In FIG. 6C, the patient 101 receives a sleep restriction prompt from the wearable device 120. The wearable device 120 sets an optimum sleep period from the established baseline and prompts the user to stay awake. FIG. 6D shows the user interface displayed on the Clinician System 105 depicting the wearable device detecting a sleep physiology event and detecting the patient 101 moving. Responses by the patient are recorded in the Clinician System 105 signaling adherence.

FIG. 6E shows the patient 101 responding to sensory activation from the wearable device 120 and indicating to the wearable device 120 that they are awake. FIG. 6F shows the user interface displayed on the Clinician System 105 depicting the wearable device 120 detecting additional sleep physiology events and the patient 101 moving. Sensory responses are registered by the wearable device 120 for the remaining prescribed time frame.

FIG. 6G shows sleep retraining continuing and the wearable device 120 continuing to support the patient 101 through retraining as the onset of sleep intensifies. FIG. 6H shows the user interface displayed on the Clinician System 105 depicting a full sleep retraining models and cognitive diary recording allowing for a successful clinician and patient intervention.

FIG. 7 illustrates a use of the present disclosure to deliver augmented CBT-I to detect and respond to a hyperarousal event.
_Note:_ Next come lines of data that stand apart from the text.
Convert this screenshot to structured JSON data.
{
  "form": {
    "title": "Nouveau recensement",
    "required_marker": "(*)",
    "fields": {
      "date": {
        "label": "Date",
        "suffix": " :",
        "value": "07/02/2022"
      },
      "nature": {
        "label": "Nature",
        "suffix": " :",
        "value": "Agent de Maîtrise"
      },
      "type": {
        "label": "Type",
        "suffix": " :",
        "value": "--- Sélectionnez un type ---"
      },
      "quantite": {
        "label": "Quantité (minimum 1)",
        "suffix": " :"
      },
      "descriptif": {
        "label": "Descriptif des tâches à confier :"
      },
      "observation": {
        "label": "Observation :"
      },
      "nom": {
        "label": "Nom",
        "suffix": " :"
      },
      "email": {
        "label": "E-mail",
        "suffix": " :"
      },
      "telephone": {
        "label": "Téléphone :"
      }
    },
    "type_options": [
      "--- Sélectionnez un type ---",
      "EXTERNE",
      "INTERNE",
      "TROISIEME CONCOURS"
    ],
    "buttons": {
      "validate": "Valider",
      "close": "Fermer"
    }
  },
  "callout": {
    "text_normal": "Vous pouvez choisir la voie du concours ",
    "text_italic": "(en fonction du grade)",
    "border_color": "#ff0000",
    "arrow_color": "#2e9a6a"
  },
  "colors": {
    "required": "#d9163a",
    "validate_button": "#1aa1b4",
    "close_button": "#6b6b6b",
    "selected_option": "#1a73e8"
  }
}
In FIG. 7A, the patient 101 is wearing the wearable device 120 and performing a common daytime activity under elevated anxiety. In the illustrated embodiment, the activity is driving to work in traffic and becoming anxious about being late. FIG. 7B shows the user interface displayed on the Clinician System 105 when performing hyperarousal monitoring. In the illustrated embodiment, the wearable device 120 detects changes in physiological state relative to the baseline.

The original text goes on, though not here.